Disse un giorno chi gli voleva bene, e ne voleva a personaggi tutti d'un pezzo come lui, che Felice Gimondi aveva qualcosa di Sandro Pertini e qualcos'altro di Dino Zoff. Cioè un'impatto, una cadenza e una presenza che non si possono misurare a parole, a vittorie o ad età ma soltanto standoci di fronte. Lasciava una traccia anche in bicicletta, un'ombra anche all'ombra, una scia di umanità raramente riscontrabili nel mondo dello sport, anzi nel mondo.
Gimondi, o Gimondì come lo chiamavano i francesi soggiogati dalla sua classe e dalla signorilità, se ne è andato a 76 anni per colpa di un malore mentre faceva il bagno in Sicilia a Giardini Naxos, dov'era in vacanza con la moglie Tiziana: vani tutti i soccorsi.
Nato a Sedrina, era l'emblema di Bergamo, al pari dell'Atalanta, per quel suo innato pragmatismo, per quella sua capacità di racchiudere in maniera totale garbo, secchezza e perfino bontà d'animo. Era tutto ciò che si può chiedere a un ciclista (vinceva in salita, a cronometro, in volata) e a un uomo: parlava soltanto quando contava farlo, lasciando il segno. Non era anticonformista né conformista: seguiva soltanto la sua testa, la sua coerenza, la sua saggezza e la sua visione delle cose d'altri tempi, bei tempi.
Il quotidiano francese L'Equipe, che lo sta ricordando al pari di un presidente della Repubblica o di un cavaliere mondiale dello sport, ha scavato più in profondità della semplice statistica sottolineando che nel 1968, dopo essersi aggiudicato la Vuelta, divenne il secondo ciclista di tutti i tempi ad aver vinto i tre grandi giri (Tour 1965, Giro 1967-68-76) insieme ad Anquetil: oggi questi campionissimi sono sette.
Gimondi, scrivono i francesi, è stato uno dei più grandi rivali di Eddy Merckx: questo gli è valso lo status di idolo («Gimondi était l'un des plus sérieux rivaux d'Eddy Merckx, ce qui lui valait un statut d'idole»). Ma non sono nemmeno il Mondiale a Barcellona '73, la Milano-Sanremo, la Roubaix, i due Giri di Lombardia, i due campionati italiani, il record di podi al Giro (3 primi, 2 secondi, 4 terzi posti) a lasciare in tutti questa sensazione di vuoto incolmabile di fronte alla scomparsa di Gimondi.
E' l'idea, purtroppo impossibile, che fosse impossibile arrivare al giorno in cui perfino Gimondi diventasse mortale. Lui che in bicicletta, e nella vita, sembrava danzare in frac e cilindro per l'eternità.
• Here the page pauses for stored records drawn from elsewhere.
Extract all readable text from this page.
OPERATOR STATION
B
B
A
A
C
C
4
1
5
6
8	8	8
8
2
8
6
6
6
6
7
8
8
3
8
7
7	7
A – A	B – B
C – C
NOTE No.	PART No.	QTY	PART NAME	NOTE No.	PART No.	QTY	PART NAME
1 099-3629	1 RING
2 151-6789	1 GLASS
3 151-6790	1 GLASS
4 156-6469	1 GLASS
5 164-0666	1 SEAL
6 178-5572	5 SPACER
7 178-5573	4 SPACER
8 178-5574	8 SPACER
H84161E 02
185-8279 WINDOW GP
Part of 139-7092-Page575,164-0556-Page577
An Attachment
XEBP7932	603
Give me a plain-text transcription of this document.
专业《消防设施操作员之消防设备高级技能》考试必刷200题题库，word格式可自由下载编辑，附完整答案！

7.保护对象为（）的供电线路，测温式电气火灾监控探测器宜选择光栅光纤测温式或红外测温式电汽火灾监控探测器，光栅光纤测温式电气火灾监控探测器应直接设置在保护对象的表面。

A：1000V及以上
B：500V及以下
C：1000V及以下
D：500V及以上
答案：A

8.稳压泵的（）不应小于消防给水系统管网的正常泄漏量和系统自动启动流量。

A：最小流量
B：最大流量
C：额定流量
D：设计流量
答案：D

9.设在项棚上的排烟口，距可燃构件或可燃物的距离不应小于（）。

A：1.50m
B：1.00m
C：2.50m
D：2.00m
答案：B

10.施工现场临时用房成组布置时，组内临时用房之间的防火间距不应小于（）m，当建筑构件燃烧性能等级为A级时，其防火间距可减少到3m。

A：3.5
Con una nonchalance, un'autorevolezza e una sapienza davvero immortali.
Immortale come la fotografia a cui diceva d'essere più legato, poiché gli provocò un dolore mai superato: Champs-Élysées 1998, il braccio di Felice alza quello di Pantani che vince il Tour 33 anni dopo di lui.
Gimondi considerava davvero il Pirata come un figlio: siamo abbastanza certi che in questo momento gli starà facendo un bel discorsetto, prima di abbracciarlo come avrebbe voluto fare dal giorno di San Valentino del 2004.